Eliminate Strangling and Choking Hazards
Avoiding items that are small enough to choke on is a constant challenge. Even food dropped from the table can be hazardous if it’s the wrong size and shape.
- Vacuum regularly to suck up small items that could cause choking, including food.
- Tie back cords on blinds or curtains—or install cordless blinds—to minimize the risk of strangling.
- Remove the plastic caps on doorstops, which are choking hazards.
- Relocate small items—like refrigerator magnets, batteries, paper clips, and other small items—out of reach of tiny hands.
- Move any plastic dry-cleaner or grocery bags out of reach
Address all Poisoning Risks
Even with safety latches, bottom cabinets and drawers should only be used to store items that are safe for baby to find. Pots, pans, and food storage containers, for example, might leave a bruise, but they’re unlikely to harm children. Additionally:
- Eliminate any toxic houseplants.
- Transfer cleaning supplies and detergents to high or locked cabinets.
- Clear medicines, vitamins, cosmetics, and shampoos off of counters; they pose a poison risk, so move them to a high or locked cabinet. Child-resistant caps aren’t childproof, either; a persistent toddler may be able to get them open.
- Place liquor in high or locked cabinets.

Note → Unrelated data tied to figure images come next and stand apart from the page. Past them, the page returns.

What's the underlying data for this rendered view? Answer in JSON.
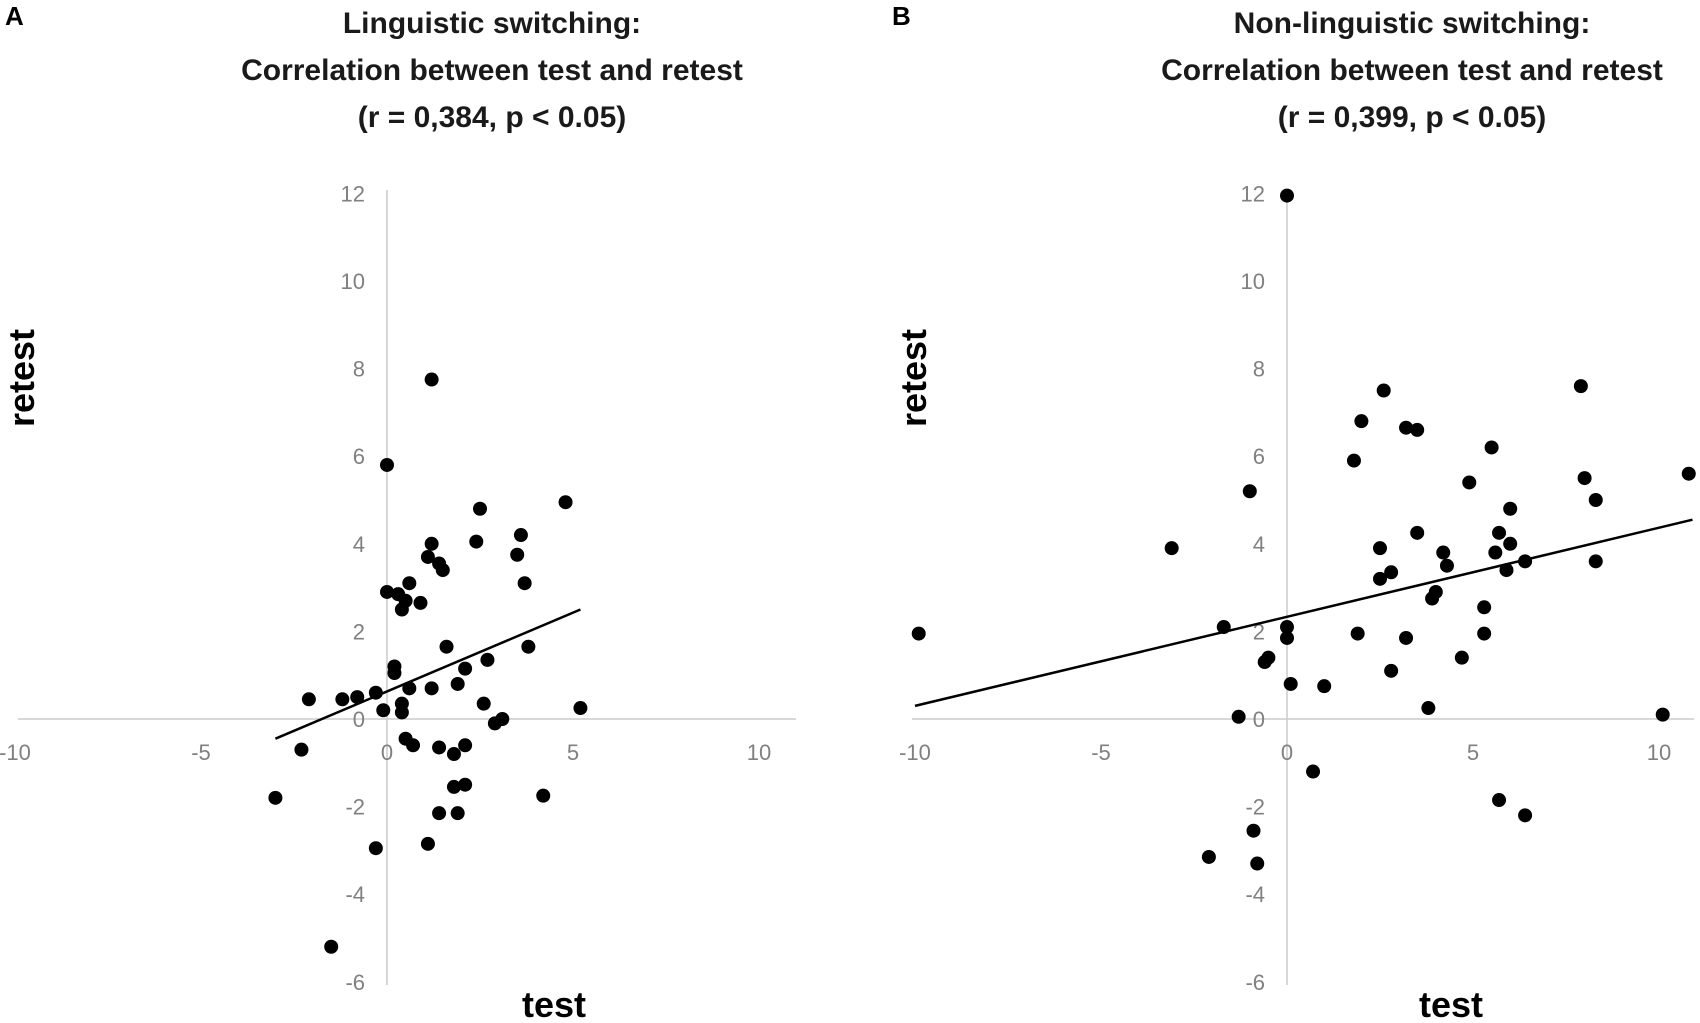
{
  "chart_data": [
    {
      "type": "scatter",
      "panel": "A",
      "title": [
        "Linguistic switching:",
        "Correlation between test and retest",
        "(r = 0,384, p < 0.05)"
      ],
      "xlabel": "test",
      "ylabel": "retest",
      "xlim": [
        -10,
        10
      ],
      "ylim": [
        -6,
        12
      ],
      "xticks": [
        -10,
        -5,
        0,
        5,
        10
      ],
      "yticks": [
        -6,
        -4,
        -2,
        0,
        2,
        4,
        6,
        8,
        10,
        12
      ],
      "trendline": {
        "x": [
          -3.0,
          5.2
        ],
        "y": [
          -0.45,
          2.5
        ]
      },
      "points": [
        [
          1.2,
          7.75
        ],
        [
          0.0,
          5.8
        ],
        [
          2.5,
          4.8
        ],
        [
          4.8,
          4.95
        ],
        [
          3.6,
          4.2
        ],
        [
          2.4,
          4.05
        ],
        [
          1.2,
          4.0
        ],
        [
          3.5,
          3.75
        ],
        [
          1.1,
          3.7
        ],
        [
          1.4,
          3.55
        ],
        [
          1.5,
          3.4
        ],
        [
          0.6,
          3.1
        ],
        [
          3.7,
          3.1
        ],
        [
          0.0,
          2.9
        ],
        [
          0.3,
          2.85
        ],
        [
          0.5,
          2.7
        ],
        [
          0.9,
          2.65
        ],
        [
          0.4,
          2.5
        ],
        [
          1.6,
          1.65
        ],
        [
          3.8,
          1.65
        ],
        [
          2.7,
          1.35
        ],
        [
          0.2,
          1.2
        ],
        [
          0.2,
          1.05
        ],
        [
          2.1,
          1.15
        ],
        [
          1.9,
          0.8
        ],
        [
          0.6,
          0.7
        ],
        [
          1.2,
          0.7
        ],
        [
          -0.3,
          0.6
        ],
        [
          -0.8,
          0.5
        ],
        [
          -1.2,
          0.45
        ],
        [
          -2.1,
          0.45
        ],
        [
          2.6,
          0.35
        ],
        [
          0.4,
          0.35
        ],
        [
          -0.1,
          0.2
        ],
        [
          0.4,
          0.15
        ],
        [
          5.2,
          0.25
        ],
        [
          3.1,
          0.0
        ],
        [
          2.9,
          -0.1
        ],
        [
          0.5,
          -0.45
        ],
        [
          0.7,
          -0.6
        ],
        [
          2.1,
          -0.6
        ],
        [
          1.4,
          -0.65
        ],
        [
          -2.3,
          -0.7
        ],
        [
          1.8,
          -0.8
        ],
        [
          -3.0,
          -1.8
        ],
        [
          4.2,
          -1.75
        ],
        [
          1.8,
          -1.55
        ],
        [
          2.1,
          -1.5
        ],
        [
          1.4,
          -2.15
        ],
        [
          1.9,
          -2.15
        ],
        [
          1.1,
          -2.85
        ],
        [
          -0.3,
          -2.95
        ],
        [
          -1.5,
          -5.2
        ]
      ]
    },
    {
      "type": "scatter",
      "panel": "B",
      "title": [
        "Non-linguistic switching:",
        "Correlation between test and retest",
        "(r = 0,399, p < 0.05)"
      ],
      "xlabel": "test",
      "ylabel": "retest",
      "xlim": [
        -10,
        10
      ],
      "ylim": [
        -6,
        12
      ],
      "xticks": [
        -10,
        -5,
        0,
        5,
        10
      ],
      "yticks": [
        -6,
        -4,
        -2,
        0,
        2,
        4,
        6,
        8,
        10,
        12
      ],
      "trendline": {
        "x": [
          -10.0,
          10.9
        ],
        "y": [
          0.3,
          4.55
        ]
      },
      "points": [
        [
          0.0,
          11.95
        ],
        [
          7.9,
          7.6
        ],
        [
          2.6,
          7.5
        ],
        [
          2.0,
          6.8
        ],
        [
          3.2,
          6.65
        ],
        [
          3.5,
          6.6
        ],
        [
          5.5,
          6.2
        ],
        [
          1.8,
          5.9
        ],
        [
          10.8,
          5.6
        ],
        [
          8.0,
          5.5
        ],
        [
          4.9,
          5.4
        ],
        [
          -1.0,
          5.2
        ],
        [
          8.3,
          5.0
        ],
        [
          6.0,
          4.8
        ],
        [
          3.5,
          4.25
        ],
        [
          5.7,
          4.25
        ],
        [
          6.0,
          4.0
        ],
        [
          -3.1,
          3.9
        ],
        [
          2.5,
          3.9
        ],
        [
          4.2,
          3.8
        ],
        [
          5.6,
          3.8
        ],
        [
          6.4,
          3.6
        ],
        [
          8.3,
          3.6
        ],
        [
          4.3,
          3.5
        ],
        [
          5.9,
          3.4
        ],
        [
          2.8,
          3.35
        ],
        [
          2.5,
          3.2
        ],
        [
          4.0,
          2.9
        ],
        [
          3.9,
          2.75
        ],
        [
          5.3,
          2.55
        ],
        [
          -1.7,
          2.1
        ],
        [
          0.0,
          2.1
        ],
        [
          -9.9,
          1.95
        ],
        [
          1.9,
          1.95
        ],
        [
          5.3,
          1.95
        ],
        [
          0.0,
          1.85
        ],
        [
          3.2,
          1.85
        ],
        [
          -0.5,
          1.4
        ],
        [
          -0.6,
          1.3
        ],
        [
          4.7,
          1.4
        ],
        [
          2.8,
          1.1
        ],
        [
          0.1,
          0.8
        ],
        [
          1.0,
          0.75
        ],
        [
          3.8,
          0.25
        ],
        [
          -1.3,
          0.05
        ],
        [
          10.1,
          0.1
        ],
        [
          0.7,
          -1.2
        ],
        [
          5.7,
          -1.85
        ],
        [
          6.4,
          -2.2
        ],
        [
          -0.9,
          -2.55
        ],
        [
          -2.1,
          -3.15
        ],
        [
          -0.8,
          -3.3
        ]
      ]
    }
  ]
}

Minimize the Risk of Toppling Furniture and Items
Climbing on furniture is dangerous because it could overturn and fall on a child. Babies can also use furniture to access open windows or pull appliances down on top of them. To prevent this from happening:
- Move chairs, trunks, and tables away from your windows so baby can’t climb up them and fall out the window.
- Secure TVs, bookshelves, and dressers to walls so they won’t topple over.
- Unplug small appliances—like toasters, blenders, or food processers—between uses to minimize electrocution.
- Use heavy-weight picture hooks to prevent pictures from falling off the walls.
- Tape or tie down loose or dangling cords so that pulling on them won’t dislodge or topple the appliance.
Drawers, Doors, Lids, and Corners
Ensure that whatever baby might try to open, pull on, or play with won’t hurt them. Usesafety gates at the top and bottom of stairwells, entrances to rooms, or any space that’s off-limits to a baby. Plus:
- Install non-slip pads under area rugs to minimize tripping.
- Cover sharp furniture edges and corners with safety padding.
- Block electrical outlets with safety plugs or plastic covers.
- Latch drawers, doors, or cupboards that are within baby’s reach, and move sharp objects to high, locked drawers.
Not Always Having to Say No
Making a house safe takes more than locking the cabinets and padding corners. Having a safe space for kids means you won’t always have to say no. Moving things that are fragile or breakable saves the object, prevents your child from being cut or bruised, and heads off a fight of wills. Even if your child is obedient and follows the rules, you still need to babyproof; it only takes a moment for little ones to get into something they shouldn’t touch!